Na prática, a diferença é visível na abordagem do BDR. Sem integração, o contato chega frio:
“Olá, vimos que sua empresa pode se beneficiar da nossa solução.”
Com integração e contexto de intenção, a abordagem muda completamente:
“Notei que sua equipe tem explorado conteúdos sobre gestão de onboarding — esse é exatamente o problema que resolvemos para empresas como a sua.“
Essa diferença de contexto impacta diretamente a taxa de resposta e, consequentemente, o pipeline gerado pela campanha.
O que esperar de resultados reais
Empresas que estruturam ABM no LinkedIn com consistência relatam retornos expressivos, mas os resultados não aparecem nas primeiras semanas.
ABM é um sistema de médio prazo: as primeiras semanas constroem awareness, as semanas seguintes identificam intenção, e o pipeline começa a se formar a partir daí.

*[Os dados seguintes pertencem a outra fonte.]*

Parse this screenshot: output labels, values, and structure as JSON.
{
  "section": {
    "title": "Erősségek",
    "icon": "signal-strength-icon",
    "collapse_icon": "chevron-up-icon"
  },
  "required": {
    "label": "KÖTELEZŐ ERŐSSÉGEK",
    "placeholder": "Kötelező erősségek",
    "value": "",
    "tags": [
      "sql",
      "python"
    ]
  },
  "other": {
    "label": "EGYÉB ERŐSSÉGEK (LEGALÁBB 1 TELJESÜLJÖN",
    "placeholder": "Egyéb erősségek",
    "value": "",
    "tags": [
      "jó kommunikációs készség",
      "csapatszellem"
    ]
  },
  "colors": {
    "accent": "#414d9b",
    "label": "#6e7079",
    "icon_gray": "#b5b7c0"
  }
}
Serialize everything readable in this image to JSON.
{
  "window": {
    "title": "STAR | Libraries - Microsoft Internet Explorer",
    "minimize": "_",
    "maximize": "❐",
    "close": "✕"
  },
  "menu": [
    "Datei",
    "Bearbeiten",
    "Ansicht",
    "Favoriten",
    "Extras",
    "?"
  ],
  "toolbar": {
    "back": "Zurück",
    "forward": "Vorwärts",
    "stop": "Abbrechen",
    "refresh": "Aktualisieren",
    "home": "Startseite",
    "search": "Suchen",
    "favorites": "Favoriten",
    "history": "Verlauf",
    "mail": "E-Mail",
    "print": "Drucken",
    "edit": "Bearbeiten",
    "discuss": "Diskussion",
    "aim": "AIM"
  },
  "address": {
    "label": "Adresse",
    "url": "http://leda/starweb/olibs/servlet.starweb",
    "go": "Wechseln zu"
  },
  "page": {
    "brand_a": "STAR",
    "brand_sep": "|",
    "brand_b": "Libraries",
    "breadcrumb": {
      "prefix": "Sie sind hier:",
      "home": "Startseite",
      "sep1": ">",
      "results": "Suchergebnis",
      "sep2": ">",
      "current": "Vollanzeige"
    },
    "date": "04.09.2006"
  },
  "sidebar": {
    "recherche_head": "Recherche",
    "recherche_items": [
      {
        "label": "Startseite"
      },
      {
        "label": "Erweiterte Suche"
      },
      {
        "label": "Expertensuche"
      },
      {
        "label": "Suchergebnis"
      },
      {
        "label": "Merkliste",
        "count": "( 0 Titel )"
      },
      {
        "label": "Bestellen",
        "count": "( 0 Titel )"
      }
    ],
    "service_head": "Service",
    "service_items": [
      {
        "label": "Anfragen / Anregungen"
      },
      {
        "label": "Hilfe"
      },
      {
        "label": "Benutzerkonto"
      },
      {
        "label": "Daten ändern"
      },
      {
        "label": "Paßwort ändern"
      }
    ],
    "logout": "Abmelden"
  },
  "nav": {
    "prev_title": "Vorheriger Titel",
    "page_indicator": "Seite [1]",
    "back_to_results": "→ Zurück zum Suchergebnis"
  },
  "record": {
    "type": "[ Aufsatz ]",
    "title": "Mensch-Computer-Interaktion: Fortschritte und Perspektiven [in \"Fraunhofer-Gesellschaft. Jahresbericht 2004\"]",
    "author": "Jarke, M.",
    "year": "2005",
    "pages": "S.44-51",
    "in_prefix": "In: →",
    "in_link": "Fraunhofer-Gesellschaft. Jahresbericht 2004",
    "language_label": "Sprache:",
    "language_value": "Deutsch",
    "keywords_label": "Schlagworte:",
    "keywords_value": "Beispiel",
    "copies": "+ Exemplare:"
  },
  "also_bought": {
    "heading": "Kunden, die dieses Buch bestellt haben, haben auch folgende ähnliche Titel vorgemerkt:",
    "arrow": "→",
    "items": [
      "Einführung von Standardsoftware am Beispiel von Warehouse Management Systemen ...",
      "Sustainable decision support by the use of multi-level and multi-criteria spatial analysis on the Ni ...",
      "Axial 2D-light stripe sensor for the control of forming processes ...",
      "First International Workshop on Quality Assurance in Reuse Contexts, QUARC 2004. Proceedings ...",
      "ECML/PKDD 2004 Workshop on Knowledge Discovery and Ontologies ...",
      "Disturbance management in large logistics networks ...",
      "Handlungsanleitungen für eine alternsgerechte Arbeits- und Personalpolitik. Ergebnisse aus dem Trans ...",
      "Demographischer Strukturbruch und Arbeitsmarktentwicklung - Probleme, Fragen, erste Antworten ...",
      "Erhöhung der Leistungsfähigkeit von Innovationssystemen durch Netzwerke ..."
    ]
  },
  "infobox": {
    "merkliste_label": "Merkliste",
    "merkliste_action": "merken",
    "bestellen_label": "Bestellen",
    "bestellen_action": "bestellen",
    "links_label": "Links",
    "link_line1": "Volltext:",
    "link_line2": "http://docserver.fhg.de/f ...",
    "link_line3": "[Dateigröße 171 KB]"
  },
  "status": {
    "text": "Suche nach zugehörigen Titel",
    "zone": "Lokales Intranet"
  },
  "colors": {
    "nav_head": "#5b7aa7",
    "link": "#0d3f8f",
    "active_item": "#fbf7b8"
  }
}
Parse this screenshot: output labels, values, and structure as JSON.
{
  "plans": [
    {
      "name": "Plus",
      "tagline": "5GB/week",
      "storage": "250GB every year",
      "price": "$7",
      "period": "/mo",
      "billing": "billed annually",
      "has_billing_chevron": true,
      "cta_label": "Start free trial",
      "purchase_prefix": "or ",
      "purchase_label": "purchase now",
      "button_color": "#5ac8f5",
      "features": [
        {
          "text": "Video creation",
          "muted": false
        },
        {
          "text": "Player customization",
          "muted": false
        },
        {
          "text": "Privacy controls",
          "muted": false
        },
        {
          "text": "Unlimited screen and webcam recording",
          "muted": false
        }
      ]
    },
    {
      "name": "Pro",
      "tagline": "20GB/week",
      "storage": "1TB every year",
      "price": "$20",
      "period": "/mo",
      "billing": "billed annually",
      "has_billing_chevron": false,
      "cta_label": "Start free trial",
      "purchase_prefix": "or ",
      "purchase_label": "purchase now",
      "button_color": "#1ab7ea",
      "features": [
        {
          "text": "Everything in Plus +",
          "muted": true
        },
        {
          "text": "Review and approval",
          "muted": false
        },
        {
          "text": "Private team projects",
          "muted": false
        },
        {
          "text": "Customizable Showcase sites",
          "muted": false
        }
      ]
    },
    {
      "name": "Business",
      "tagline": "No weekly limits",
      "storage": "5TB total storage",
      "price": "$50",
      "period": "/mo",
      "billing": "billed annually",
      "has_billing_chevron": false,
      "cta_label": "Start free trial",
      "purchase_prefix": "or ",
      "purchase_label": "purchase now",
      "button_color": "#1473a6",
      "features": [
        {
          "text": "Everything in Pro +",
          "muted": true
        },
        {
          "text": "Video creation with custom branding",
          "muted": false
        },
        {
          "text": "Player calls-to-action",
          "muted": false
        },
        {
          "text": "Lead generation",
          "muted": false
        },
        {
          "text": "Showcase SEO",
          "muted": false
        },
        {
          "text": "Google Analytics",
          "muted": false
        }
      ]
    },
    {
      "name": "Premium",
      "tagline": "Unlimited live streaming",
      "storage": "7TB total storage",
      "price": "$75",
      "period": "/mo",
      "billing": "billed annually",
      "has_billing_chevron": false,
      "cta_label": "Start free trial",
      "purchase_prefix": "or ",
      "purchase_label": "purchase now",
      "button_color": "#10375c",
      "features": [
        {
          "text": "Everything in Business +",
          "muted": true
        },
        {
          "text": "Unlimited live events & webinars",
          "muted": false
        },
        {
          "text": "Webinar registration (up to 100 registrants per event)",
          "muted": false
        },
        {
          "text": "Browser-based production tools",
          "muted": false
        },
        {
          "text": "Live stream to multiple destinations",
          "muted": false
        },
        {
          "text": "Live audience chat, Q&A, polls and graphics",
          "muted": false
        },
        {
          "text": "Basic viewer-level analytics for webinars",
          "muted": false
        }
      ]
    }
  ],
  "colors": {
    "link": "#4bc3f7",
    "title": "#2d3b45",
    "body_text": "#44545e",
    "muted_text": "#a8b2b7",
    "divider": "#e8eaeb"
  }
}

A boa notícia é que, uma vez que o sistema está rodando, os resultados se tornam previsíveis e escaláveis. O LinkedIn oferece a segmentação necessária. A consistência na execução é o que transforma impressões em receita.
Conclusão
O LinkedIn Ads para ABM não é uma aposta, mas sim uma estratégia estruturada de geração de receita. Quando bem executada, ela permite identificar as contas certas, engajar os decisores com mensagens relevantes e criar pipeline de forma previsível.
Os elementos que fazem a diferença na prática vão desde a construção da lista até a integração com CRM. E cada um deles tem nuances que impactam diretamente nos resultados.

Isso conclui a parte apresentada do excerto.